Kütükleşen Zihniyetin Tehlikesi

Bugün Türkiye’nin en büyük imtihanı aslında tam da bu noktada gizli. Siyasette, kültürde, hatta gündelik hayatımızda bile bir “kütükleşme” hali var. Güçlü görünmek uğruna yeniliğe kapanmak, gençliğin dinamizmini küçümsemek, fikirleri ve idealleri köreltmek… Bu, bir toplumu diri kılmaz, aksine ruhunu öldürür.

Kütükler, sert görünür ama çürümeye mahkûmdur. Çünkü hayat akmaz içlerinden. Yenilenmeye kapalı olan her sistem, her kurum, her zihniyet zamanla kendi ağırlığı altında yıkılır. Tarih, nice imparatorluğun bu yüzden devrildiğini gösteriyor. Görünüşte kudretli, aslında ruhsuz…

Fidanın Kırılgan Gücü

Fidan ise narindir. Her rüzgârda eğilir, bazen kırılacak gibi olur ama hayattadır. Toprağa tutunur, kök salar, güneşi arar. İşte milletimizin tarihi de böyle değil mi? Çanakkale’de toprağa düşen gençlerimiz, Sakarya’da yeniden filizlenen irademiz, 15 Temmuz’da ayağa kalkan cesaretimiz… Her seferinde kırıldık ama yeniden dirildik.

İnsanın, toplumun ve devletin en büyük kudreti, kırılganlığıdır. Çünkü kırılabilen, aynı zamanda hissedebilen, yeniden ayağa kalkabilendir. Bu yüzden aslında güç, cansızlıkta değil, diri kalabilme iradesindedir.

Gençliğin Fidan Ruhu

Burada asıl mesele gençliğimizdir.
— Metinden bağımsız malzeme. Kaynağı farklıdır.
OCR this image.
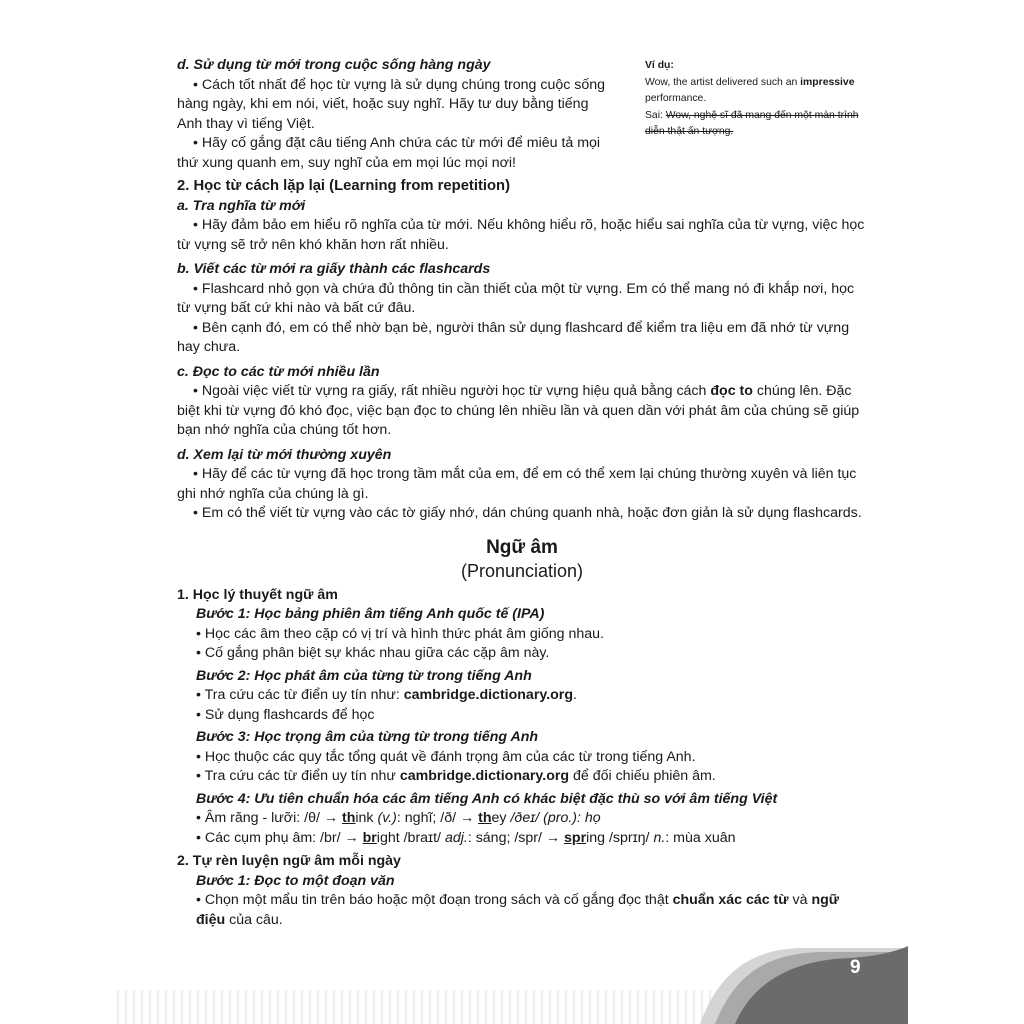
Ví dụ:
Wow, the artist delivered such an impressive performance.
Sai: Wow, nghệ sĩ đã mang đến một màn trình diễn thật ấn tượng.
d. Sử dụng từ mới trong cuộc sống hàng ngày
• Cách tốt nhất để học từ vựng là sử dụng chúng trong cuộc sống hàng ngày, khi em nói, viết, hoặc suy nghĩ. Hãy tư duy bằng tiếng Anh thay vì tiếng Việt.
• Hãy cố gắng đặt câu tiếng Anh chứa các từ mới để miêu tả mọi thứ xung quanh em, suy nghĩ của em mọi lúc mọi nơi!
2. Học từ cách lặp lại (Learning from repetition)
a. Tra nghĩa từ mới
• Hãy đảm bảo em hiểu rõ nghĩa của từ mới. Nếu không hiểu rõ, hoặc hiểu sai nghĩa của từ vựng, việc học từ vựng sẽ trở nên khó khăn hơn rất nhiều.
b. Viết các từ mới ra giấy thành các flashcards
• Flashcard nhỏ gọn và chứa đủ thông tin cần thiết của một từ vựng. Em có thể mang nó đi khắp nơi, học từ vựng bất cứ khi nào và bất cứ đâu.
• Bên cạnh đó, em có thể nhờ bạn bè, người thân sử dụng flashcard để kiểm tra liệu em đã nhớ từ vựng hay chưa.
c. Đọc to các từ mới nhiều lần
• Ngoài việc viết từ vựng ra giấy, rất nhiều người học từ vựng hiệu quả bằng cách đọc to chúng lên. Đặc biệt khi từ vựng đó khó đọc, việc bạn đọc to chúng lên nhiều lần và quen dần với phát âm của chúng sẽ giúp bạn nhớ nghĩa của chúng tốt hơn.
d. Xem lại từ mới thường xuyên
• Hãy để các từ vựng đã học trong tầm mắt của em, để em có thể xem lại chúng thường xuyên và liên tục ghi nhớ nghĩa của chúng là gì.
• Em có thể viết từ vựng vào các tờ giấy nhớ, dán chúng quanh nhà, hoặc đơn giản là sử dụng flashcards.
Ngữ âm
(Pronunciation)
1. Học lý thuyết ngữ âm
Bước 1: Học bảng phiên âm tiếng Anh quốc tế (IPA)
• Học các âm theo cặp có vị trí và hình thức phát âm giống nhau.
• Cố gắng phân biệt sự khác nhau giữa các cặp âm này.
Bước 2: Học phát âm của từng từ trong tiếng Anh
• Tra cứu các từ điển uy tín như: cambridge.dictionary.org.
• Sử dụng flashcards để học
Bước 3: Học trọng âm của từng từ trong tiếng Anh
• Học thuộc các quy tắc tổng quát về đánh trọng âm của các từ trong tiếng Anh.
• Tra cứu các từ điển uy tín như cambridge.dictionary.org để đối chiếu phiên âm.
Bước 4: Ưu tiên chuẩn hóa các âm tiếng Anh có khác biệt đặc thù so với âm tiếng Việt
• Âm răng - lưỡi: /θ/ → think (v.): nghĩ; /ð/ → they /ðeɪ/ (pro.): họ
• Các cụm phụ âm: /br/ → bright /braɪt/ adj.: sáng; /spr/ → spring /sprɪŋ/ n.: mùa xuân
2. Tự rèn luyện ngữ âm mỗi ngày
Bước 1: Đọc to một đoạn văn
• Chọn một mẩu tin trên báo hoặc một đoạn trong sách và cố gắng đọc thật chuẩn xác các từ và ngữ điệu của câu.
9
Gençlerimizin idealleri, saf heyecanları, kimi zaman safdil görünen arayışları… Bunlar toplumun zaafı değil, en büyük kuvvetidir. Onları “kütükleştirmek”, yani ruhsuz, hissiz, köksüz hale getirmek isteyen bir düzen, aslında milletin geleceğini kurutmak ister.

Halbuki o genç fidanların kırılganlıklarında, milletimizin yeniden doğma umudu vardır. Her idealist genç, aslında geleceğe uzanan bir filizdir. Bugün onların elinden tutmak, onların sesine kulak vermek, onların enerjisini boğmak yerine büyütmek zorundayız.

Dünya düzeni altüst oluyor. Sınırlar yeniden çiziliyor, savaşlar kapımızda, ekonomiler sarsılıyor. Böyle bir dönemde güçlü görünmek adına “kütükleşmek” cazip görünebilir. Ama asıl mesele, fidan kalabilmektir. Yani diri, yenilikçi, canlı, hissedebilen, köklerine bağlı ama göğe doğru uzanan…

Milletlerin büyüklüğü, cansız heykellerinde değil; diri kalabilen ruhlarında gizlidir. Bizim gücümüz, taşlaşmamış, kütükleşmemiş, tam tersine her darbeye rağmen yeniden doğrulabilen fidan irademizdir.

Sevgili okur, mesele işte budur. Çürüyen kütükler gibi sert görünmek mi, yoksa fidana yakışır bir kırılganlıkla ama diri bir hayatla geleceğe yürümek mi? Bizim tarihimiz de cevabını çoktan vermiştir. Türk Milleti fidan kalmayı seçmiştir.Çünkü biliriz ki, kütükleşen ölür, fidan kırılır ama yeniden filiz verir.